My fourth month also brought me a bout of terrible lower back pain that exacerbated over a couple of weeks. One Sunday it kept me in bed all afternoon, although I’m sure wearing heels all day Saturday did not help. I called my OB-GYN to get a prescription for physical therapy. I didn’t want my back to get worse, nor did I want it to lead to knee pain since I have 2 torn ACLs, one which I had surgically repaired over 5 years ago. I understood that my posture was beginning to change, with my lower back curving more as my stomach progressively grew and protruded.
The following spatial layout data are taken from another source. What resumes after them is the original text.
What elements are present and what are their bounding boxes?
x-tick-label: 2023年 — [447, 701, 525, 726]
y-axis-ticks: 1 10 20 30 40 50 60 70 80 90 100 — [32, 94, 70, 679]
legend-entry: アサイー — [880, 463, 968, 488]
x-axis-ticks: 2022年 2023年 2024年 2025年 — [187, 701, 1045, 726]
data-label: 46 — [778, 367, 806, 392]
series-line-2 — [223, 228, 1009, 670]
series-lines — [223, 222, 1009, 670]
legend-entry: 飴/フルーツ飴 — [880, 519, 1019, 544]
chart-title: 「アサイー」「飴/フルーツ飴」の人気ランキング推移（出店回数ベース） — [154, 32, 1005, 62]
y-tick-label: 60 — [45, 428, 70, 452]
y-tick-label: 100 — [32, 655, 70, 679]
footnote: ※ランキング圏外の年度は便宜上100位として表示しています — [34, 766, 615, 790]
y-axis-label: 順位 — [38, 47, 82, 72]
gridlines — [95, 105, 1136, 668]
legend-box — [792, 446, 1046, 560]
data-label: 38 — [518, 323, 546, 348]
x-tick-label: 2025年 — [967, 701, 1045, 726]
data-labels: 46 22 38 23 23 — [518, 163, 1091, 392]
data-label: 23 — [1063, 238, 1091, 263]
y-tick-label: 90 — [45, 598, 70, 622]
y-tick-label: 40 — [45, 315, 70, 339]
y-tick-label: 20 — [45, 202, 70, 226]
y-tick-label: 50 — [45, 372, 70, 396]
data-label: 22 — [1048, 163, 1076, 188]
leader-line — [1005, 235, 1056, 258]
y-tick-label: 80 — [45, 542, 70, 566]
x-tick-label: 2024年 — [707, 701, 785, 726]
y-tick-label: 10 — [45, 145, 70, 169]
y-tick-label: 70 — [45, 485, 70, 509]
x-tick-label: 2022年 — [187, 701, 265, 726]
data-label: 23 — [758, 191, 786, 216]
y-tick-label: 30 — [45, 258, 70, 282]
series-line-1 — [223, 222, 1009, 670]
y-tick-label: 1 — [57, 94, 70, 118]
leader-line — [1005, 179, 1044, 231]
My expanding uterus was shifting my center of gravity, stretching and weakening my abdominal muscles and putting strain on my back. I was carrying around more weight than my body had ever seen. Adding a thorough stretching session before each workout and keeping yoga in my routine at least once a week seemed to do the trick, and my back was better within a couple of weeks. It turns out that I had a lot of tightness in my body. My hamstrings, hip flexors, and sides were particularly stiff. This surprised me at first because I was expecting the opposite. When a woman is pregnant, a hormone called relaxin is produced, which relaxes and looses the joints and ligaments in the pelvic area. I have heard others women say that this has helped them feel more flexible during pregnancy. For me it caused some instability in my spine, which led to pain. All these shifts lead other muscle groups to work differently and harder. This is what caused my added tightness. This is not what I expected, but definitely makes sense now, and I am just glad I am feeling better and understand how to prevent and alleviate the pain.